Un jeune américain d’une petite ville tranquille trouve une oreille coupée dans un champ, et par curiosité mène son enquête, au milieu d’individus louches.

Après l’échec commercial de Dune (1984), David Lynch se tourne vers un cinéma plus personnel. Toujours produit par Dino de Laurentiis après le refus des grands studios, son nouveau film va poser les bases de son style de la maturité, rempli de fantasmes psychanalytiques. A la forme narrative encore classique, avant l’éclatement des prochains films (Lost Highway, Mulholland Drive) où le rêve et la réalité sont confondus, Blue Velvet explore un monde de mystères et de faux-semblants, partant dans l’envers du décor de l’american way of life sage et triomphant, pour faire remonter à sa surface ses pulsions sexuelles et violentes enfouies. Kyle McLachlan, déjà héros de Dune, interprète l’alter-ego ingénue de Lynch dans le film. Dennis Hopper (Easy Rider, Apocalypse Now) est la célébrité du casting, dans un rôle de dément complètement jouissif et inoubliable – assurément une de ses meilleures prestations. Isabella Rossellini, mannequin fille du réalisateur phare du néo-réalisme italien Roberto Rossellini et de l’actrice Ingrid Bergman, incarne un sex-symbol sulfureux et fascinant – elle avait alors une liaison avec Lynch. C’est aussi la révélation de la jeune Laura Dern (19 ans), que l’on retrouvera dans deux autres films de Lynch, ainsi que dans Jurassic Park (1993) ou Un Monde parfait (1993). Il faut noter aussi qu’il s’agit de la première collaboration du réalisateur avec son compositeur fétiche, Angelo Badalamenti. Si Blue Velvet n’est pas un succès commercial, il rembourse ses frais de production et est surtout acclamé par la critique : Grand Prix du Festival d’Avoriaz, Lynch nominé à l’Oscar du meilleur réalisateur. Aujourd’hui le film est devenu culte, classé parmi les dix meilleurs films à énigme selon l’Américan Film Institute, et reste peut-être le film de Lynch à la fois le plus accessible et profond, au milieu d’autres cauchemars cinématographiques plus hermétiques.

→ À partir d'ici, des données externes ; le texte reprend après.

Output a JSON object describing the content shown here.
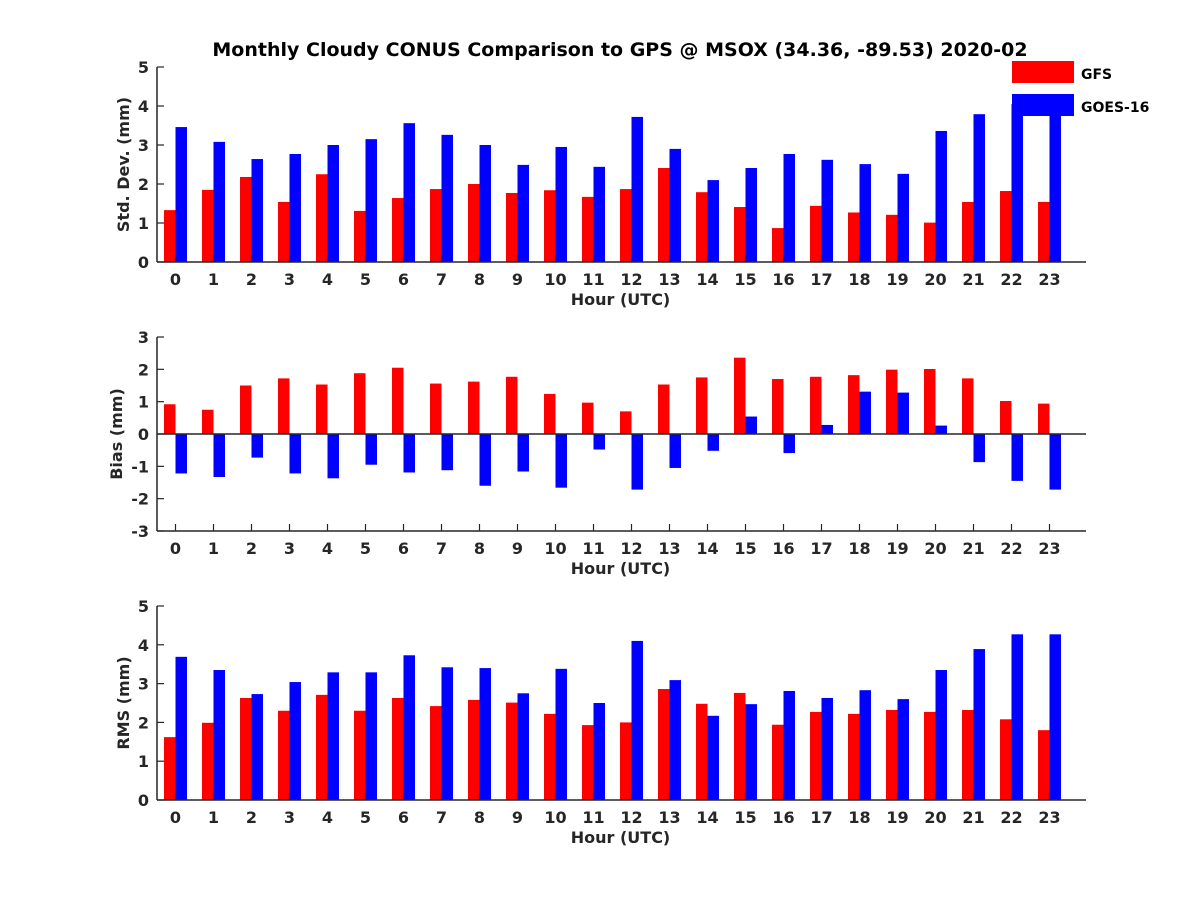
{
  "title": "Monthly Cloudy CONUS Comparison to GPS @ MSOX (34.36, -89.53) 2020-02",
  "legend": [
    {
      "name": "GFS",
      "color": "#ff0000"
    },
    {
      "name": "GOES-16",
      "color": "#0000ff"
    }
  ],
  "chart_data": [
    {
      "type": "bar",
      "xlabel": "Hour (UTC)",
      "ylabel": "Std. Dev. (mm)",
      "ylim": [
        0,
        5
      ],
      "yticks": [
        0,
        1,
        2,
        3,
        4,
        5
      ],
      "categories": [
        "0",
        "1",
        "2",
        "3",
        "4",
        "5",
        "6",
        "7",
        "8",
        "9",
        "10",
        "11",
        "12",
        "13",
        "14",
        "15",
        "16",
        "17",
        "18",
        "19",
        "20",
        "21",
        "22",
        "23"
      ],
      "series": [
        {
          "name": "GFS",
          "color": "#ff0000",
          "values": [
            1.33,
            1.85,
            2.18,
            1.54,
            2.25,
            1.31,
            1.64,
            1.87,
            2.0,
            1.77,
            1.84,
            1.67,
            1.87,
            2.41,
            1.79,
            1.41,
            0.87,
            1.44,
            1.27,
            1.21,
            1.01,
            1.54,
            1.82,
            1.54
          ]
        },
        {
          "name": "GOES-16",
          "color": "#0000ff",
          "values": [
            3.46,
            3.08,
            2.64,
            2.77,
            3.0,
            3.15,
            3.56,
            3.26,
            3.0,
            2.49,
            2.95,
            2.44,
            3.72,
            2.9,
            2.1,
            2.41,
            2.77,
            2.62,
            2.51,
            2.26,
            3.36,
            3.79,
            4.05,
            4.0
          ]
        }
      ],
      "legend": "top-right",
      "grid": false
    },
    {
      "type": "bar",
      "xlabel": "Hour (UTC)",
      "ylabel": "Bias (mm)",
      "ylim": [
        -3,
        3
      ],
      "yticks": [
        -3,
        -2,
        -1,
        0,
        1,
        2,
        3
      ],
      "categories": [
        "0",
        "1",
        "2",
        "3",
        "4",
        "5",
        "6",
        "7",
        "8",
        "9",
        "10",
        "11",
        "12",
        "13",
        "14",
        "15",
        "16",
        "17",
        "18",
        "19",
        "20",
        "21",
        "22",
        "23"
      ],
      "series": [
        {
          "name": "GFS",
          "color": "#ff0000",
          "values": [
            0.92,
            0.75,
            1.5,
            1.72,
            1.53,
            1.88,
            2.05,
            1.56,
            1.62,
            1.77,
            1.24,
            0.97,
            0.7,
            1.53,
            1.75,
            2.36,
            1.7,
            1.77,
            1.82,
            1.99,
            2.01,
            1.72,
            1.02,
            0.94
          ]
        },
        {
          "name": "GOES-16",
          "color": "#0000ff",
          "values": [
            -1.22,
            -1.33,
            -0.73,
            -1.22,
            -1.37,
            -0.95,
            -1.19,
            -1.12,
            -1.6,
            -1.16,
            -1.66,
            -0.48,
            -1.72,
            -1.05,
            -0.52,
            0.54,
            -0.59,
            0.28,
            1.31,
            1.28,
            0.26,
            -0.87,
            -1.45,
            -1.72
          ]
        }
      ],
      "grid": false
    },
    {
      "type": "bar",
      "xlabel": "Hour (UTC)",
      "ylabel": "RMS (mm)",
      "ylim": [
        0,
        5
      ],
      "yticks": [
        0,
        1,
        2,
        3,
        4,
        5
      ],
      "categories": [
        "0",
        "1",
        "2",
        "3",
        "4",
        "5",
        "6",
        "7",
        "8",
        "9",
        "10",
        "11",
        "12",
        "13",
        "14",
        "15",
        "16",
        "17",
        "18",
        "19",
        "20",
        "21",
        "22",
        "23"
      ],
      "series": [
        {
          "name": "GFS",
          "color": "#ff0000",
          "values": [
            1.62,
            1.99,
            2.63,
            2.3,
            2.71,
            2.3,
            2.63,
            2.42,
            2.58,
            2.51,
            2.22,
            1.93,
            2.0,
            2.86,
            2.48,
            2.76,
            1.94,
            2.27,
            2.22,
            2.32,
            2.27,
            2.32,
            2.08,
            1.8
          ]
        },
        {
          "name": "GOES-16",
          "color": "#0000ff",
          "values": [
            3.69,
            3.35,
            2.73,
            3.04,
            3.29,
            3.29,
            3.73,
            3.42,
            3.4,
            2.75,
            3.38,
            2.5,
            4.1,
            3.09,
            2.17,
            2.47,
            2.81,
            2.63,
            2.83,
            2.6,
            3.35,
            3.89,
            4.27,
            4.27
          ]
        }
      ],
      "grid": false
    }
  ]
}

 MovieCovers-200433-200433-SAILOR  LULA

– 21h : Sailor et Lula (David Lynch – 1990 – 127 minutes)

avec Nicolas Cage, Laura Dern, Willem Dafoe, Crispin Glover, Diane Ladd, Isabella Rossellini, Harry Dean Stanton

Sorti de prison, Sailor emmène sur la route sa compagne Lula, dont la mère hystérique a juré de tout faire pour les séparer.

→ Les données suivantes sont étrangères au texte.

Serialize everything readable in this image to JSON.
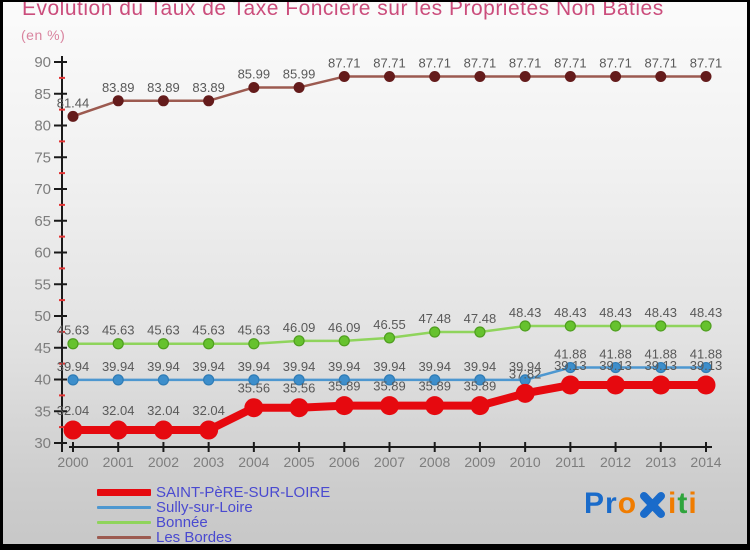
{
  "title": "Evolution du Taux de Taxe Foncière sur les Propriétés Non Bâties",
  "subtitle": "(en %)",
  "colors": {
    "title": "#cb4d7c",
    "subtitle": "#d9849f",
    "axis": "#1a1a1a",
    "minor_tick": "#e23434",
    "tick_label": "#7d7d7d",
    "value_label": "#595959",
    "legend_text": "#4a4ad0"
  },
  "chart_data": {
    "type": "line",
    "title": "Evolution du Taux de Taxe Foncière sur les Propriétés Non Bâties",
    "ylabel": "en %",
    "xlabel": "",
    "x": [
      2000,
      2001,
      2002,
      2003,
      2004,
      2005,
      2006,
      2007,
      2008,
      2009,
      2010,
      2011,
      2012,
      2013,
      2014
    ],
    "ylim": [
      30,
      90
    ],
    "ytick_step": 5,
    "grid": false,
    "legend_position": "bottom-left",
    "value_labels": true,
    "series": [
      {
        "name": "SAINT-PèRE-SUR-LOIRE",
        "color": "#e6090f",
        "marker_color": "#e6090f",
        "marker_stroke": "none",
        "line_width": 8,
        "marker_radius": 9.5,
        "values": [
          32.04,
          32.04,
          32.04,
          32.04,
          35.56,
          35.56,
          35.89,
          35.89,
          35.89,
          35.89,
          37.82,
          39.13,
          39.13,
          39.13,
          39.13
        ]
      },
      {
        "name": "Sully-sur-Loire",
        "color": "#4d97d0",
        "marker_color": "#3d8ecb",
        "marker_stroke": "#2f7cb6",
        "line_width": 2.5,
        "marker_radius": 5,
        "values": [
          39.94,
          39.94,
          39.94,
          39.94,
          39.94,
          39.94,
          39.94,
          39.94,
          39.94,
          39.94,
          39.94,
          41.88,
          41.88,
          41.88,
          41.88
        ]
      },
      {
        "name": "Bonnée",
        "color": "#8fd45c",
        "marker_color": "#66c22e",
        "marker_stroke": "#4f9e1f",
        "line_width": 2.5,
        "marker_radius": 5,
        "values": [
          45.63,
          45.63,
          45.63,
          45.63,
          45.63,
          46.09,
          46.09,
          46.55,
          47.48,
          47.48,
          48.43,
          48.43,
          48.43,
          48.43,
          48.43
        ]
      },
      {
        "name": "Les Bordes",
        "color": "#9c5a50",
        "marker_color": "#641b1b",
        "marker_stroke": "none",
        "line_width": 2.5,
        "marker_radius": 5.5,
        "values": [
          81.44,
          83.89,
          83.89,
          83.89,
          85.99,
          85.99,
          87.71,
          87.71,
          87.71,
          87.71,
          87.71,
          87.71,
          87.71,
          87.71,
          87.71
        ]
      }
    ]
  },
  "logo": {
    "letters": [
      {
        "ch": "P",
        "color": "#1a6bca"
      },
      {
        "ch": "r",
        "color": "#1a6bca"
      },
      {
        "ch": "o",
        "color": "#f07c00"
      },
      {
        "ch": "x",
        "color": "#1a6bca"
      },
      {
        "ch": "i",
        "color": "#f07c00"
      },
      {
        "ch": "t",
        "color": "#2fa43c"
      },
      {
        "ch": "i",
        "color": "#f07c00"
      }
    ]
  }
}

Pendant qu’il travaillait sur sa série Twin Peaks, David Lynch découvre une nouvelle de Barry Gifford (avec qui il écrira Lost Highway), Wild at hearts : the story of Sailor and Lula. Il en tire rapidement un scénario et reprend une partie de l’équipe de Blue Velvet, à commencer par son chef opérateur. Laura Dern passe en actrice principale, et Isabella Rossellini a cette fois-ci un plus petit rôle. Willem Dafoe avait refusé le rôle de Frank dans Blue Velvet (qu’a joué Dennis Hopper), mais cette fois-ci il accepte avec plaisir un autre personnage de freak pervers et glaçant, Bobby Peru. Nicolas Cage décroche le rôle principal, avec sa fameuse veste à peau de serpent (en référence à L’Homme à peau de serpent de Sidney Lumet avec Marlon Brando) et son interprétation vocale de « Love Me Tender » d’Elvis Presley. La mère de Lula qui tire les ficelles et mets des tueurs sur leur chemin est d’ailleurs interprétée par Diane Ladd (nominée aux Oscars), la propre mère de Laura Dern, avec qui elle a plusieurs fois joué (notamment Inland Empire de Lynch) ! Deux actrices secondaires sont aussi issues de Twin Peaks. Sailor et Lula est un road-movie délirant autour d’un couple qui s’aime comme des dingues et qui ne croisent que des dingues. Une belle galerie de personnages qui sont encore le reflet d’une Amérique obsédée par le sexe et la mort. A noter que la chanson « Wicked Game » de Chris Isaak lança sa carrière commerciale, tandis qu’Angelo Badalamenti signe toujours la musique du film. Sailor et Lula a reçu la Palme d’or du Festival de Cannes et est devenu une icône déjantée de la filmographie tourmentée de Lynch.

Ciné-club Trafic de drogue avec Gene Hackman : French Connection (1971) – French Connection II (1975)

FRENCH CONNECTION

– 19h : French Connection (William Friedkin – 1971 – 103 minutes)

avec Gene Hackman, Fernando Rey, Roy Scheider, Tony Lo Bianco, Marcel Bozzuffi

Deux policiers new-yorkais tentent de remonter la filière française de trafic de drogue.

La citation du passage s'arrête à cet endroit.